What is new is that these attacks are coming from outside of the Vatican by groups and individuals who have no formal authority in these matters but are still managing to exert influence once reserved for members of the hierarchy. Even Catholic University admitted it cancelled Martin’s talk not because of what he might say, but because of “increasing negative feedback from various social media sites.”

As Massimo Faggioli noted in LaCroix International:

This sort of vitriol is profoundly changing the communion of the Catholic Church. And not just in its ethos, but also in the way it functions. It signals a new kind of censorship that uses verbal violence to intimidate individual Catholics, as well as institutions within the Church – institutions that exist (also) to protect the rights of Catholics.

Of course, this isn’t happening in a vacuum. As Faggiolo notes, these groups “have felt affirmed and encouraged by the kind of American Church politics shaped in the United States and enforced by the Vatican”—pre-Francis that is. It’s Francis’ very reluctance to enforce orthodoxy that has driven these fringe-right groups, who bathed for so long in the soothing doctrinal certainties of John Paul II and Benedict and thrilled to witch hunts against liberals, to assert their own right to police what the Vatican won’t.

And, as Martin noted, while groups like Church Militant set themselves up as “traditional,” they are actually “subverting tradition” by pitting themselves against “legitimate authorities” in the church such as the bishops.
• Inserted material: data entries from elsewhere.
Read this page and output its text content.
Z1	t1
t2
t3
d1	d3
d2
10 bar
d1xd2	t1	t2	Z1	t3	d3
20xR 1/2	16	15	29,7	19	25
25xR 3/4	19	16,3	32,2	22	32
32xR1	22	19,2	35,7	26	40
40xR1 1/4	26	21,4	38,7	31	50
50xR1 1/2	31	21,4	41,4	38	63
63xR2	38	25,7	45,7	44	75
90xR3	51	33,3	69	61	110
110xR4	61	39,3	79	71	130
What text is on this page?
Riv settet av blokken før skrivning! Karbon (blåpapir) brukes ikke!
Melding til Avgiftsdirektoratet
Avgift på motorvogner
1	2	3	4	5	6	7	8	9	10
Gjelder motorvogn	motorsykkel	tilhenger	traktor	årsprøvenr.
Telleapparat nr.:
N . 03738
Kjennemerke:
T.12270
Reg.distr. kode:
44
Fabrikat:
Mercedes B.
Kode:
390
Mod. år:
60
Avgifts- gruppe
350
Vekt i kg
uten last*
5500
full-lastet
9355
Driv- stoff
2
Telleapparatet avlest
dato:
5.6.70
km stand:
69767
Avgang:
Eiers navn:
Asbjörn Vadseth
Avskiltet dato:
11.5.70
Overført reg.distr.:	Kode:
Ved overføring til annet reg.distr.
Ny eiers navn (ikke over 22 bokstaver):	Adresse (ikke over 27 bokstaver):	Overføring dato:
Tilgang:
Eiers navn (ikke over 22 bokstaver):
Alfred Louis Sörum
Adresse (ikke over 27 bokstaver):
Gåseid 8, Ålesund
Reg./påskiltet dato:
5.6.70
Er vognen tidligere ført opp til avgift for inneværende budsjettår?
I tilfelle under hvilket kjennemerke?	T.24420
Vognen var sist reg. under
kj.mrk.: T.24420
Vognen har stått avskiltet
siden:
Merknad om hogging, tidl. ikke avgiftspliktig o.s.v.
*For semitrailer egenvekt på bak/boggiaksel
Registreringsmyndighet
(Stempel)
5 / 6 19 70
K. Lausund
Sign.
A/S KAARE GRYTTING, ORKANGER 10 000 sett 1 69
Thus it wasn’t surprising last week when a group of third-tier theologians and disgruntled priests, along with one “bishop” from the break-away Society of St. Pius X (which has no standing with the Vatican), delivered a letter to Pope Francis last week accusing him of heresy for his controversial “Joy of Love” document on remarriage and divorce. The signatories said the letter was a “filial correction” issued to school the pope on where he had gone astray, a measure that hadn’t been employed since the 14th century.

The letter was largely dismissed by mainstream Vatican watchers, although it had the far-right Catholic blogosphere in a lather predicting it was “the first piece of the puzzle, with next steps still to come in a long and extended process. … that will likely lead, God willing, to an initiative of a canonical nature from those who have the mandate to act.”

In the cyber-sanctuaries of today’s empowered Catholic far-right, it seems, everyone thinks they’re the pope.

 

*This article originally noted that Fr. James Martin’s book was based on a talk he gave at Dignity. RD regrets the error. Thank you to the readers who alerted us to the mistake.